After looking at the top three finishers in MotoGP, our review of 2014 turns to the riders who didn’t make it onto the podium. After Marc Marquez, Valentino Rossi and Jorge Lorenzo, we turn our attention to the men who finished behind them. Today, we review the seasons of Dani Pedrosa and Andrea Dovizioso.
5th – 187 points – Andrea Dovizioso
If there was one adjective which summed Andrea Dovizioso up at the end of his first season at Ducati in 2013, it would have to be dismay. The Italian looked pained; not as shell-shocked as Marco Melandri when he first got on the Ducati in 2008, but still clearly finding it hard to come to terms with the bike.
“This is the reality,” he would say whenever he had rolled over the line thirty or more seconds after the winner. As the year progressed, the look on his face turned to one of resignation, accepting that eighth place was all the Ducati was capable of.
2014 saw only small changes to the Desmosedici, but it saw a major change to the fate of Andrea Dovizioso. If you asked the Italian what the weakness of the GP13 was, he would tell it was in braking, in corner entry, mid-corner, and corner exit. Or to put it another way, everywhere except in a straight line.
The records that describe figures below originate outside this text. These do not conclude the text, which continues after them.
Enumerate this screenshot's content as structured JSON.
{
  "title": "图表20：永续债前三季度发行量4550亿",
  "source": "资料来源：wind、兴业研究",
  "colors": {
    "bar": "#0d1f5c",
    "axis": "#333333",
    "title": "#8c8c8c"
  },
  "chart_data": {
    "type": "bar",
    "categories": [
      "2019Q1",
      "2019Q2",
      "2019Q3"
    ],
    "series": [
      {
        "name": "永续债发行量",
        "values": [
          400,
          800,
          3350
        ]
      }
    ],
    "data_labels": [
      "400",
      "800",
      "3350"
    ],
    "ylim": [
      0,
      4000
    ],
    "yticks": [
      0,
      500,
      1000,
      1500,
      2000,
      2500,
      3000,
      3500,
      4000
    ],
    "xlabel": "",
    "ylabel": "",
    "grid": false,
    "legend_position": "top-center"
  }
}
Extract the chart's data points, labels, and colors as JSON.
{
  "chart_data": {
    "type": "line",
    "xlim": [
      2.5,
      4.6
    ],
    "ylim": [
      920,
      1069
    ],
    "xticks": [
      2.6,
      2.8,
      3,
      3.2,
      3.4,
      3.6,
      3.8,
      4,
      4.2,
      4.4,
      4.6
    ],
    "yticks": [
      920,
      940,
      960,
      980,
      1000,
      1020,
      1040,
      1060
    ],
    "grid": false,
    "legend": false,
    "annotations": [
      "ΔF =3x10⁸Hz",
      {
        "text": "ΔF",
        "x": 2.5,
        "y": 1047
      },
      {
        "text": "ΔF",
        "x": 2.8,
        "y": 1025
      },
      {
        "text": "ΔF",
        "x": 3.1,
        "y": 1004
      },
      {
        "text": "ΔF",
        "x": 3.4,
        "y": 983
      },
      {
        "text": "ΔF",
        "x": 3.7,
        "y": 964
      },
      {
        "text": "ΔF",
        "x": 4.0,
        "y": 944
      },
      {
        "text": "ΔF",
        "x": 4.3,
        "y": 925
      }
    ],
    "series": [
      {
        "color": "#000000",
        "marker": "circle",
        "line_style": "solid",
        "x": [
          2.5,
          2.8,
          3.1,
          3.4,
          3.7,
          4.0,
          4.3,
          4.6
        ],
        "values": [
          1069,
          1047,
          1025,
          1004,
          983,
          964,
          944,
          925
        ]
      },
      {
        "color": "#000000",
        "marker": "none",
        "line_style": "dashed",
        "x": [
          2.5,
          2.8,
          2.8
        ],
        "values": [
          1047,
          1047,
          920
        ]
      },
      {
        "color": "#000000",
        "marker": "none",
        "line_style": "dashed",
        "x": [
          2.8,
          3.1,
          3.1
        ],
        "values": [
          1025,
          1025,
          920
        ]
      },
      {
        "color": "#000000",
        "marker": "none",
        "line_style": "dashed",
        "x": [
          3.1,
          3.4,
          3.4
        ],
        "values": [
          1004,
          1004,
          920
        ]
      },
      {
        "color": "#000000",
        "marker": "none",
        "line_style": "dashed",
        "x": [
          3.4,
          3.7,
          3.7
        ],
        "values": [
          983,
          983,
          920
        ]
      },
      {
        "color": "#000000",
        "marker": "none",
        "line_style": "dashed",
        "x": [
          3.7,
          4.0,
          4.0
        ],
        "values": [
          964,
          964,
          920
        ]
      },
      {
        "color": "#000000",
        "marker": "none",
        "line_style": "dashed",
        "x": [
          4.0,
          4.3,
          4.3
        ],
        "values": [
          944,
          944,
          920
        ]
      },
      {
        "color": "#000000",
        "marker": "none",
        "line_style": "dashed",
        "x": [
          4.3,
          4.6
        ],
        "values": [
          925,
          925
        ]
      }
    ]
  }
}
At the Sepang tests in February, Dovizioso was almost upbeat. The GP14 was already a step forward: the bike still struggled mid-corner, but braking was improved, as was the initial turn in for corner entry. Corner exit was improving as well, with less rear-wheel pump making the bike more stable, and quicker out of the turns.
The improvement was visible on the timesheets: at Qatar, Dovizioso slashed the difference to the leaders from 25 seconds in 2013 to just 12 in 2014.